Are your speakers muted? Smiley There appears (or sounds, to be exact) to be no problem with the audio.

C

No, I just watched another video on here and it was fine.  However, when I try to watch this one, I get no sound.  Weird.

I've heard a few others make hte same comment. I was using Chrome [gasp!] and it works. Otheres were using Firefox and got no sound. Are you using IE?

Yes, I am actually using IE 8.

HumanCompiler
HumanCompiler
Compiling humans...and code

Works over here on IE 8.

Zeo
Zeo
Channel 9 :)

Interesting video. I just wonder if Fuze is doing anything cool feature-wise with their product. Yes you're going to have feature-parity with SQL DBs in TFS, but what are some of the nifty features your working? Any cool hidden shortcuts? Why do you think Oracle Database Admins going to be excited in this new world?

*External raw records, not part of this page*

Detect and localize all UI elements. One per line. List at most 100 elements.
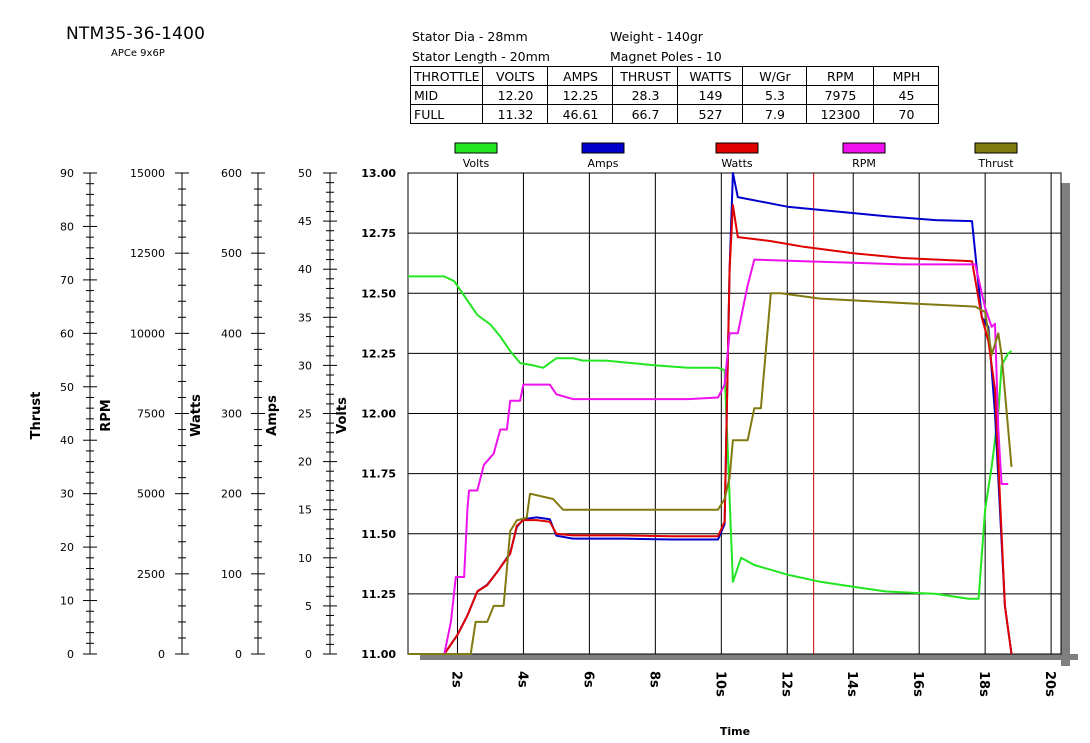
table-cell: 11.32	[482, 104, 549, 124]
thrust-tick-label: 90	[60, 167, 74, 180]
table-cell: 66.7	[612, 104, 679, 124]
legend-swatch-watts	[715, 142, 759, 154]
amps-tick-label: 5	[305, 600, 312, 613]
amps-tick-label: 45	[298, 215, 312, 228]
x-tick-label: 18s	[976, 671, 991, 697]
legend-swatch-thrust	[974, 142, 1018, 154]
plot-shadow-bottom	[420, 654, 1078, 660]
table-header-cell: THRUST	[612, 66, 679, 86]
spec-stator-length: Stator Length - 20mm	[412, 49, 550, 64]
thrust-tick-label: 50	[60, 381, 74, 394]
table-row: FULL 11.32 46.61 66.7 527 7.9 12300 70	[409, 104, 940, 124]
volts-tick-label: 13.00	[361, 167, 396, 180]
rpm-tick-label: 10000	[130, 327, 165, 340]
thrust-tick-label: 30	[60, 488, 74, 501]
table-header-row: THROTTLE VOLTS AMPS THRUST WATTS W/Gr RP…	[409, 66, 940, 86]
rpm-tick-label: 2500	[137, 568, 165, 581]
series-line-watts	[408, 204, 1013, 655]
table-cell: 28.3	[612, 85, 679, 105]
legend-swatch-rpm	[842, 142, 886, 154]
legend-swatch-volts	[454, 142, 498, 154]
legend-label-watts: Watts	[721, 157, 753, 170]
legend-label-rpm: RPM	[852, 157, 876, 170]
rpm-tick-label: 12500	[130, 247, 165, 260]
thrust-tick-label: 80	[60, 220, 74, 233]
table-cell: 46.61	[547, 104, 614, 124]
table-header-cell: MPH	[873, 66, 940, 86]
amps-tick-label: 0	[305, 648, 312, 661]
table-header-cell: WATTS	[677, 66, 744, 86]
watts-tick-label: 500	[221, 247, 242, 260]
series-line-rpm	[408, 258, 1009, 655]
stats-table: THROTTLE VOLTS AMPS THRUST WATTS W/Gr RP…	[409, 66, 940, 124]
volts-tick-label: 11.50	[361, 528, 396, 541]
x-tick-label: 8s	[646, 671, 661, 688]
x-axis-label: Time	[720, 725, 750, 738]
page-title: NTM35-36-1400	[66, 24, 206, 44]
volts-axis-title: Volts	[335, 397, 350, 434]
thrust-tick-label: 70	[60, 274, 74, 287]
amps-tick-label: 50	[298, 167, 312, 180]
rpm-axis-title: RPM	[99, 399, 114, 431]
volts-tick-label: 12.75	[361, 227, 396, 240]
amps-tick-label: 35	[298, 311, 312, 324]
watts-tick-label: 100	[221, 568, 242, 581]
table-cell: 12300	[806, 104, 875, 124]
amps-tick-label: 30	[298, 359, 312, 372]
watts-tick-label: 400	[221, 327, 242, 340]
amps-tick-label: 15	[298, 504, 312, 517]
thrust-tick-label: 60	[60, 327, 74, 340]
table-cell: 7.9	[742, 104, 808, 124]
thrust-tick-label: 0	[67, 648, 74, 661]
thrust-axis-title: Thrust	[29, 392, 44, 440]
series-line-thrust	[408, 292, 1013, 655]
watts-axis-title: Watts	[189, 394, 204, 437]
x-tick-label: 14s	[844, 671, 859, 697]
watts-tick-label: 600	[221, 167, 242, 180]
table-cell: 70	[873, 104, 940, 124]
rpm-tick-label: 5000	[137, 488, 165, 501]
x-tick-label: 2s	[448, 671, 463, 688]
watts-tick-label: 300	[221, 408, 242, 421]
x-tick-label: 16s	[910, 671, 925, 697]
page-subtitle: APCe 9x6P	[111, 48, 165, 59]
table-header-cell: RPM	[806, 66, 875, 86]
amps-tick-label: 40	[298, 263, 312, 276]
x-tick-label: 10s	[712, 671, 727, 697]
table-header-cell: AMPS	[547, 66, 614, 86]
amps-tick-label: 20	[298, 456, 312, 469]
spec-magnet-poles: Magnet Poles - 10	[610, 49, 722, 64]
amps-tick-label: 25	[298, 408, 312, 421]
volts-tick-label: 12.25	[361, 347, 396, 360]
table-cell: 527	[677, 104, 744, 124]
rpm-tick-label: 0	[158, 648, 165, 661]
thrust-tick-label: 10	[60, 595, 74, 608]
volts-tick-label: 12.50	[361, 287, 396, 300]
spec-stator-dia: Stator Dia - 28mm	[412, 29, 528, 44]
amps-axis-title: Amps	[265, 395, 280, 436]
legend-label-volts: Volts	[463, 157, 490, 170]
x-tick-label: 12s	[778, 671, 793, 697]
table-cell: 12.20	[482, 85, 549, 105]
watts-tick-label: 200	[221, 488, 242, 501]
table-header-cell: THROTTLE	[409, 66, 484, 86]
rpm-tick-label: 7500	[137, 408, 165, 421]
amps-tick-label: 10	[298, 552, 312, 565]
x-tick-label: 20s	[1042, 671, 1057, 697]
volts-tick-label: 11.75	[361, 468, 396, 481]
thrust-tick-label: 20	[60, 541, 74, 554]
watts-tick-label: 0	[235, 648, 242, 661]
table-cell: FULL	[409, 104, 484, 124]
spec-weight: Weight - 140gr	[610, 29, 703, 44]
rpm-tick-label: 15000	[130, 167, 165, 180]
plot-shadow-right	[1061, 183, 1070, 666]
volts-tick-label: 12.00	[361, 408, 396, 421]
volts-tick-label: 11.00	[361, 648, 396, 661]
series-line-volts	[408, 275, 1013, 600]
legend-label-amps: Amps	[588, 157, 619, 170]
legend-swatch-amps	[581, 142, 625, 154]
legend-label-thrust: Thrust	[977, 157, 1014, 170]
x-tick-label: 4s	[514, 671, 529, 688]
volts-tick-label: 11.25	[361, 588, 396, 601]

Well, prior to a "Fuzed" world, devs worked independent of DBAs often building apps with the assumption that database side object support will be backfilled to meet the needs. DBAs should be pleased to know that apps will now be built and maintained and that database objects are kept at the forefront of the dev process. At any time, a DBA can see what the version controlled object set looks like.

 

As far as any new, nifty features that Project Fuze will bring to the table... we currently have a visual table editor and some SQL editor improvements, but most of the work right now is focused on building parity with the SQL DB support. We have a list of many other things that we want to add to Project Fuze to take it beyond parity, but we're probably looking at a v2 for these things, I would imagine. Who knows... maybe we'll get a few into v1. Time will tell.  Wink

No sound neither on FF, nor on IE8. Other video work well. What the heck.